On major Lagos roads, you would find people openly defecating, yet we have local governments, state governments and the federal government. It is important that the local governments in the coastal areas of Lagos state do something about these toilets on the waterways and the state government should also be concerned.
What has delayed the intervention of NIWA on these violators over the years?
One issue is that we plan to do shore protection to lessen the effects of coastal erosion. We definitely have to remove these illegal toilets to do shore protection. The fact that we have done surveys several times this year on this problem indicates that NIWA has plans to wipe out these structures.

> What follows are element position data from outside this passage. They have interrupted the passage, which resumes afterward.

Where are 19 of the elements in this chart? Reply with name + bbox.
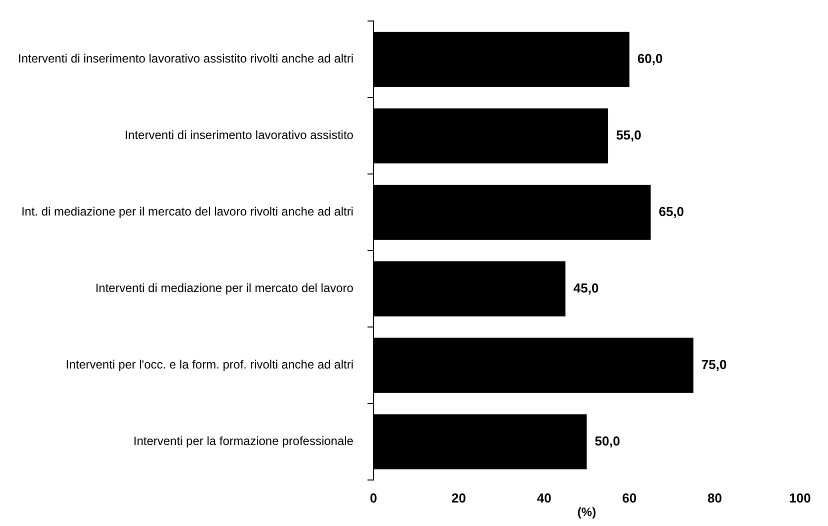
data-label: 75,0 [701, 356, 727, 372]
y-tick-label: Interventi di mediazione per il mercato del lavoro [95, 281, 354, 296]
x-tick-label: 80 [707, 490, 722, 506]
data-label: 50,0 [594, 433, 620, 448]
x-axis-title: (%) [577, 505, 596, 520]
data-label: 55,0 [616, 127, 642, 142]
x-tick-label: 40 [536, 490, 552, 506]
x-tick-label: 60 [622, 490, 637, 506]
y-tick-label: Int. di mediazione per il mercato del lavoro rivolti anche ad altri [21, 204, 354, 219]
data-label: 60,0 [637, 51, 663, 66]
data-label: 45,0 [573, 280, 599, 296]
y-tick-label: Interventi di inserimento lavorativo assistito rivolti anche ad altri [18, 52, 354, 66]
x-tick-label: 20 [452, 490, 466, 506]
x-tick-label: 100 [789, 490, 811, 506]
data-label: 65,0 [658, 204, 684, 219]
y-tick-label: Interventi per la formazione professionale [133, 434, 354, 448]
y-tick-label: Interventi per l'occ. e la form. prof. rivolti anche ad altri [66, 358, 354, 372]
x-tick-label: 0 [370, 490, 378, 506]
y-tick-label: Interventi di inserimento lavorativo assistito [124, 128, 354, 142]
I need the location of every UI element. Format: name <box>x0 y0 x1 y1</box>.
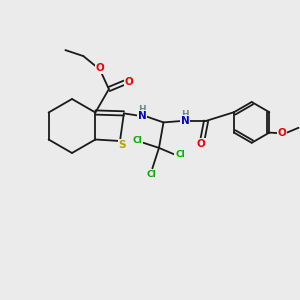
Text: Cl: Cl <box>146 170 156 179</box>
Text: H: H <box>181 110 189 119</box>
Text: S: S <box>118 140 126 150</box>
Text: N: N <box>137 111 146 121</box>
Text: H: H <box>138 105 146 114</box>
Text: O: O <box>95 63 104 73</box>
Text: N: N <box>181 116 190 126</box>
Text: Cl: Cl <box>175 150 185 159</box>
Text: Cl: Cl <box>132 136 142 145</box>
Text: O: O <box>125 76 134 87</box>
Text: O: O <box>278 128 286 138</box>
Text: O: O <box>196 139 206 149</box>
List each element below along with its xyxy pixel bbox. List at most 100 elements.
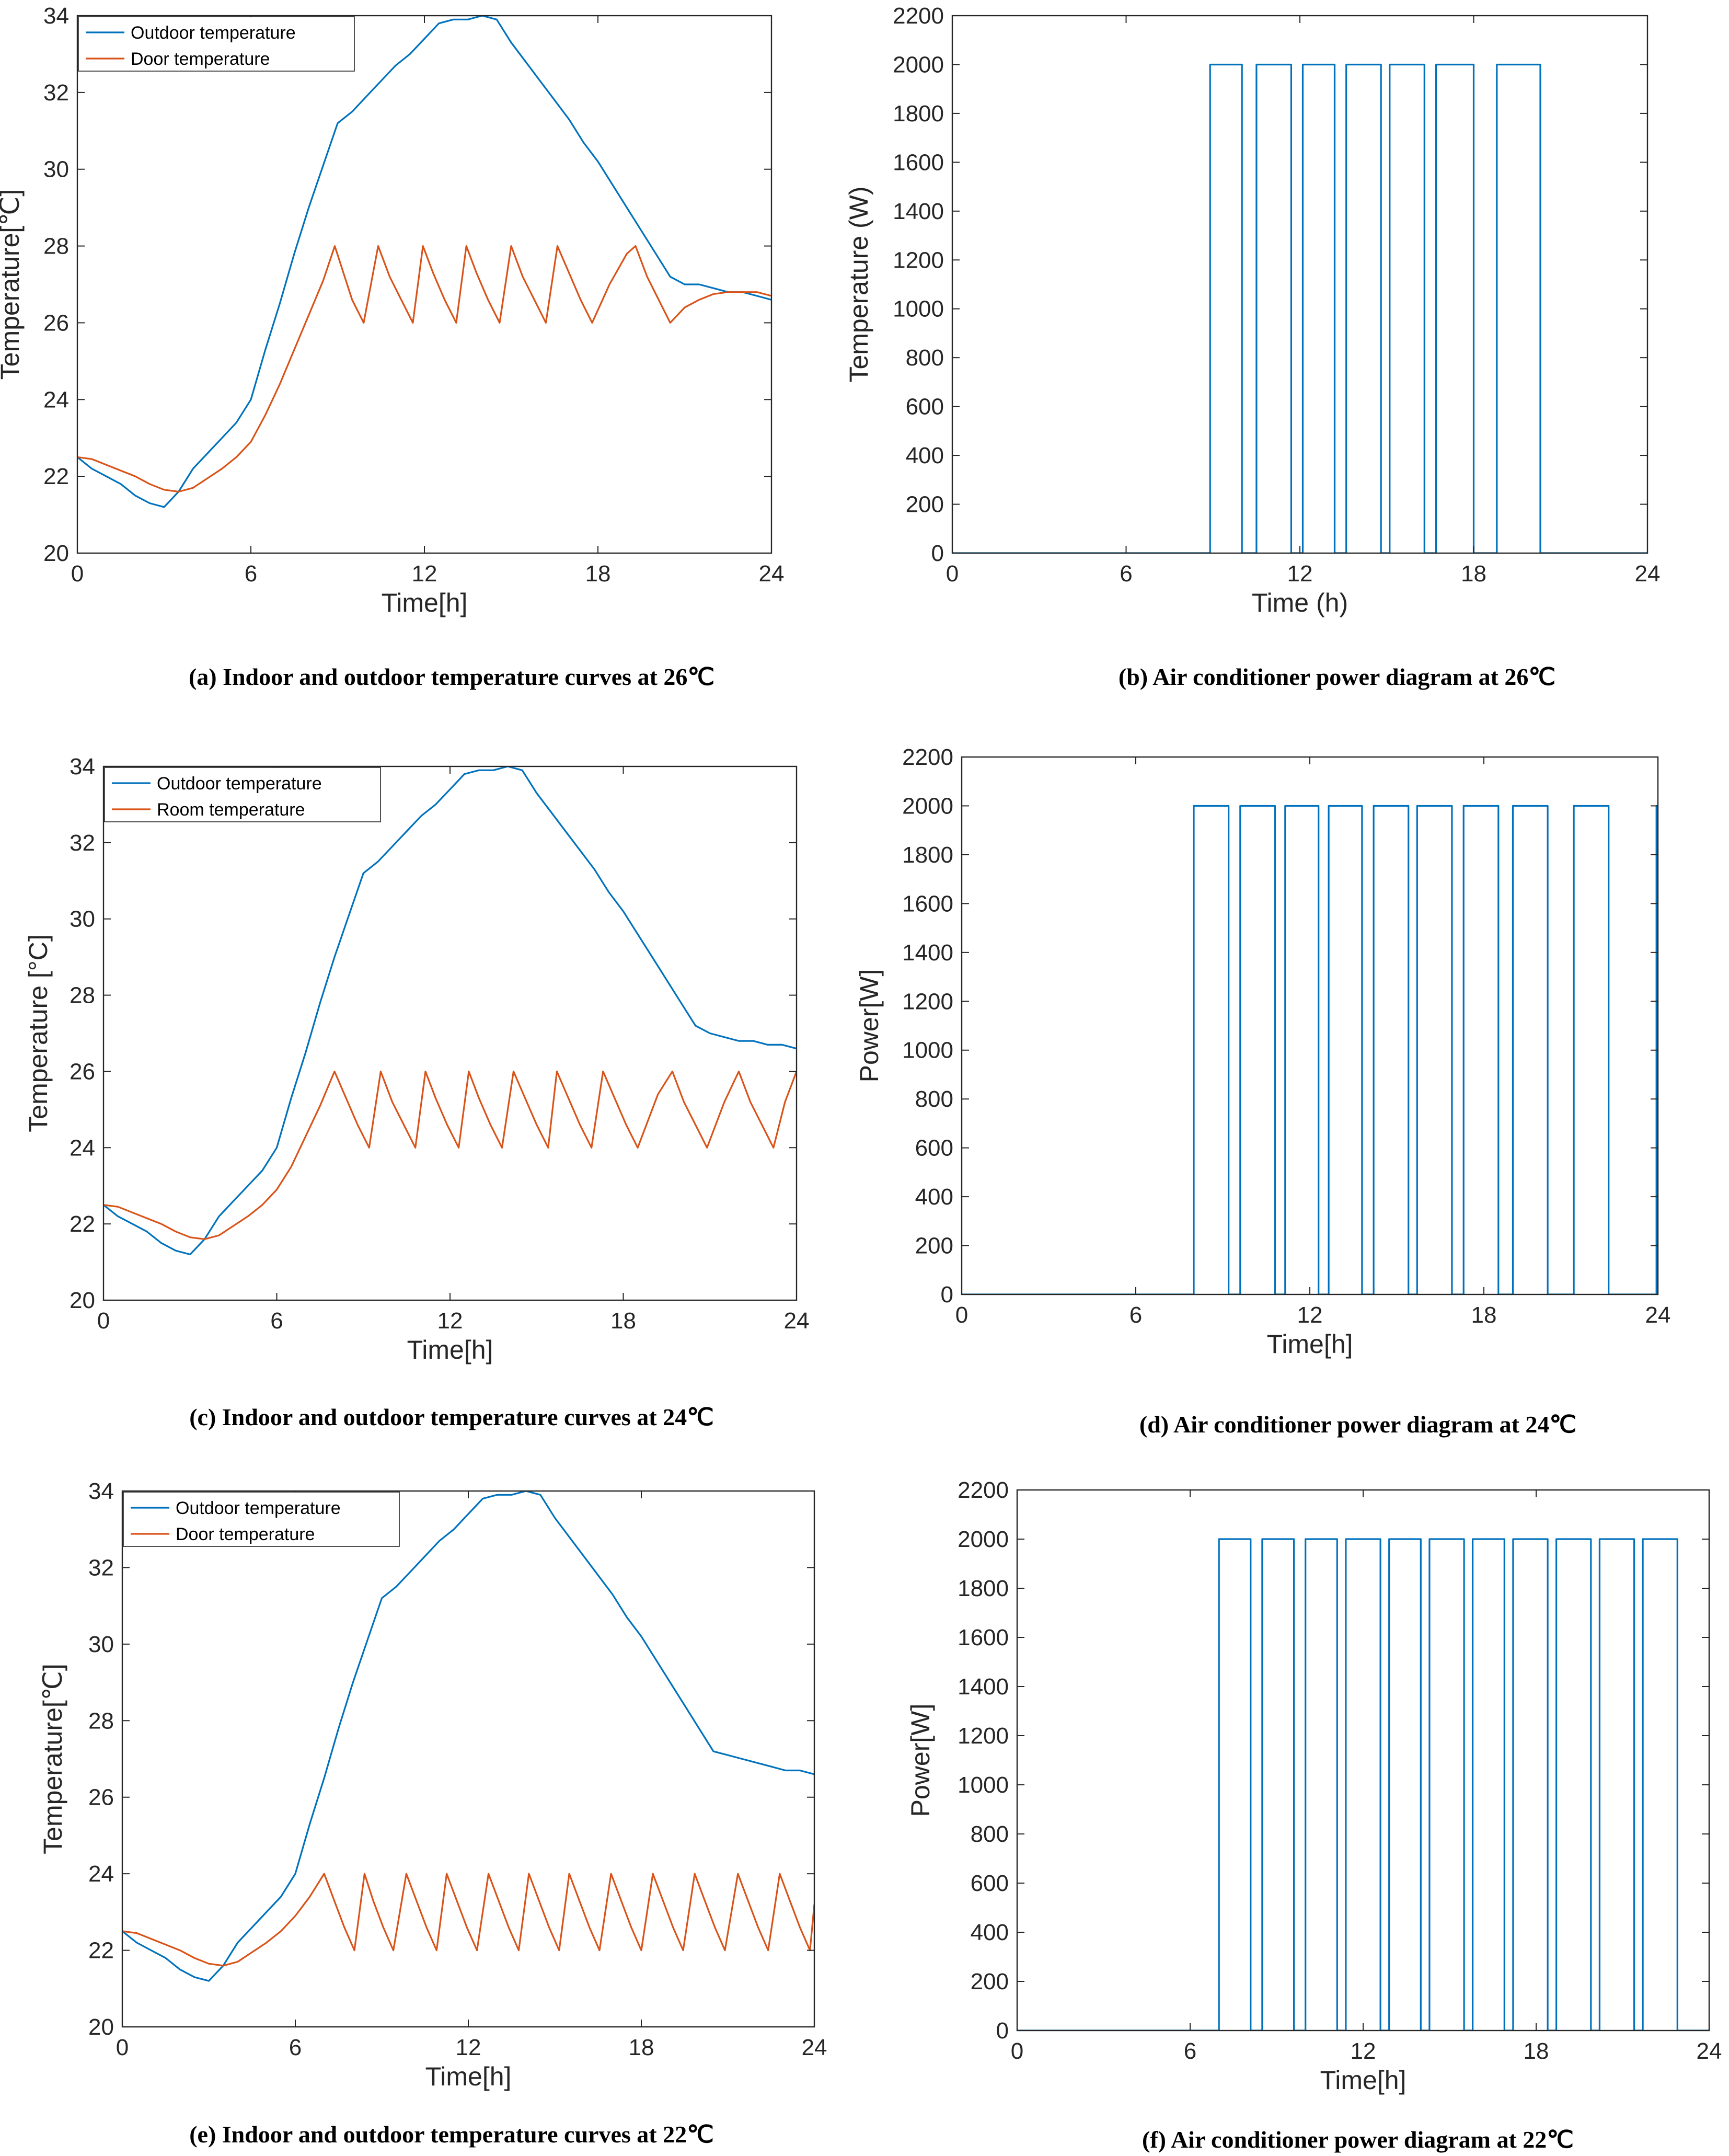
y-tick-label: 24: [88, 1861, 114, 1887]
y-tick-label: 32: [88, 1555, 114, 1580]
y-tick-label: 26: [88, 1785, 114, 1810]
x-axis-label: Time[h]: [407, 1335, 493, 1364]
y-tick-label: 600: [906, 394, 944, 420]
legend-entry: Outdoor temperature: [157, 774, 322, 794]
series-group: [122, 1491, 814, 1982]
y-tick-label: 34: [43, 3, 69, 29]
series-group: [952, 63, 1647, 553]
chart-panel-b: 0 6 12 18 24 0 200 400 600 800 1000 1200 1400 1600 180…: [844, 3, 1660, 690]
y-tick-label: 200: [915, 1233, 953, 1259]
series-line-outdoor-temperature: [122, 1491, 814, 1982]
x-tick-label: 0: [946, 561, 959, 587]
y-tick-label: 1600: [958, 1625, 1009, 1650]
legend-entry: Door temperature: [131, 49, 270, 69]
x-tick-label: 18: [629, 2035, 654, 2060]
y-tick-label: 1200: [958, 1723, 1009, 1749]
x-tick-label: 24: [759, 561, 785, 587]
y-tick-label: 2000: [893, 52, 944, 77]
x-tick-label: 18: [1471, 1302, 1497, 1328]
chart-panel-a: 0 6 12 18 24 20 22 24 26 28 30 32 34 Time[h] Temperatu…: [0, 3, 784, 690]
y-tick-label: 24: [70, 1135, 95, 1161]
chart-panel-f: 0 6 12 18 24 0 200 400 600 800 1000 1200 1400 1600 180…: [906, 1477, 1722, 2153]
x-tick-label: 12: [1351, 2038, 1376, 2064]
y-tick-label: 1000: [902, 1038, 953, 1063]
figure-caption: (e) Indoor and outdoor temperature curve…: [189, 2121, 714, 2148]
y-tick-label: 2000: [958, 1527, 1009, 1552]
y-tick-label: 30: [70, 907, 95, 932]
y-tick-label: 22: [43, 464, 69, 489]
y-tick-label: 400: [971, 1920, 1009, 1945]
y-tick-label: 28: [70, 983, 95, 1008]
x-axis-label: Time[h]: [1267, 1329, 1353, 1359]
y-tick-label: 1800: [958, 1576, 1009, 1601]
y-tick-label: 800: [906, 345, 944, 371]
series-line-outdoor-temperature: [103, 766, 797, 1256]
x-axis-label: Time (h): [1252, 588, 1348, 617]
y-tick-label: 24: [43, 387, 69, 412]
y-axis-label: Temperature [°C]: [24, 934, 53, 1132]
y-tick-label: 20: [70, 1288, 95, 1313]
y-tick-label: 20: [43, 541, 69, 566]
x-tick-label: 0: [1011, 2038, 1023, 2064]
y-tick-label: 0: [941, 1282, 953, 1308]
y-tick-label: 400: [906, 443, 944, 468]
x-tick-label: 12: [1297, 1302, 1323, 1328]
legend: Outdoor temperature Room temperature: [104, 767, 381, 822]
y-tick-label: 30: [88, 1632, 114, 1657]
chart-panel-e: 0 6 12 18 24 20 22 24 26 28 30 32 34 Time[h] Temperatu…: [38, 1478, 827, 2148]
y-tick-label: 200: [971, 1969, 1009, 1994]
plot-area: [962, 757, 1658, 1294]
x-tick-label: 6: [1184, 2038, 1196, 2064]
x-tick-label: 24: [1645, 1302, 1671, 1328]
plot-area: [122, 1491, 814, 2027]
legend-box: [123, 1492, 400, 1547]
x-tick-label: 24: [1635, 561, 1661, 587]
y-tick-label: 1400: [893, 199, 944, 224]
y-tick-label: 1600: [902, 891, 953, 916]
figure-caption: (d) Air conditioner power diagram at 24℃: [1139, 1411, 1576, 1438]
y-axis-label: Power[W]: [855, 969, 884, 1083]
series-group: [962, 805, 1658, 1294]
plot-area: [103, 766, 797, 1300]
y-tick-label: 600: [971, 1871, 1009, 1896]
x-tick-label: 0: [97, 1308, 110, 1334]
y-tick-label: 2200: [893, 3, 944, 29]
y-tick-label: 1800: [893, 101, 944, 127]
series-line-door-temperature: [122, 1873, 814, 1967]
x-tick-label: 18: [1461, 561, 1486, 587]
chart-panel-c: 0 6 12 18 24 20 22 24 26 28 30 32 34 Time[h] Temperatu…: [24, 754, 809, 1430]
series-group: [103, 766, 797, 1256]
series-group: [77, 16, 771, 508]
y-tick-label: 0: [996, 2018, 1009, 2044]
y-tick-label: 26: [70, 1059, 95, 1084]
y-tick-label: 28: [88, 1708, 114, 1734]
y-axis-label: Temperature[℃]: [0, 189, 25, 380]
x-tick-label: 6: [289, 2035, 302, 2060]
y-tick-label: 1800: [902, 842, 953, 868]
x-tick-label: 18: [585, 561, 611, 587]
series-line-outdoor-temperature: [77, 16, 771, 508]
legend-entry: Outdoor temperature: [176, 1498, 341, 1518]
x-tick-label: 6: [270, 1308, 283, 1334]
legend-entry: Room temperature: [157, 800, 305, 820]
figure-caption: (b) Air conditioner power diagram at 26℃: [1119, 663, 1555, 690]
x-tick-label: 12: [437, 1308, 463, 1334]
y-tick-label: 22: [70, 1211, 95, 1237]
chart-panel-d: 0 6 12 18 24 0 200 400 600 800 1000 1200 1400 1600 180…: [855, 744, 1670, 1438]
plot-area: [1017, 1490, 1709, 2031]
x-axis-label: Time[h]: [425, 2062, 512, 2091]
y-axis-label: Power[W]: [906, 1704, 935, 1817]
series-line-power: [952, 63, 1647, 553]
y-tick-label: 32: [43, 80, 69, 106]
figure-caption: (f) Air conditioner power diagram at 22℃: [1142, 2126, 1574, 2153]
x-tick-label: 6: [1129, 1302, 1142, 1328]
x-tick-label: 24: [802, 2035, 827, 2060]
x-axis-label: Time[h]: [1320, 2066, 1407, 2095]
x-tick-label: 24: [1697, 2038, 1722, 2064]
y-tick-label: 32: [70, 830, 95, 856]
y-tick-label: 2200: [958, 1477, 1009, 1503]
y-tick-label: 2200: [902, 744, 953, 770]
legend-box: [104, 767, 381, 822]
y-tick-label: 800: [915, 1086, 953, 1112]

However, when we start the process I would invite the media to cover the insane reactions that the public would make.
I wouldn’t be surprised to see people carry placards over our activities and they would be supported by human rights activists, whereas, what we are trying to do is to put in place waterways environment and transport system capable of moving about two million people daily in a healthy and safe environment.
I recall that when Chief Lateef Jakande was governor of Lagos State, he had two ferries. One was plying Apapa- CMS and the other Mile 2- CMS. He wanted to introduce the Metro Line which would have changed the face of waterways transportation in Lagos but because of politics at that time, he was frustrated and he abandoned the project. Lagos should have had Metro Line in 1979 or 1980 because Jakande saw the future.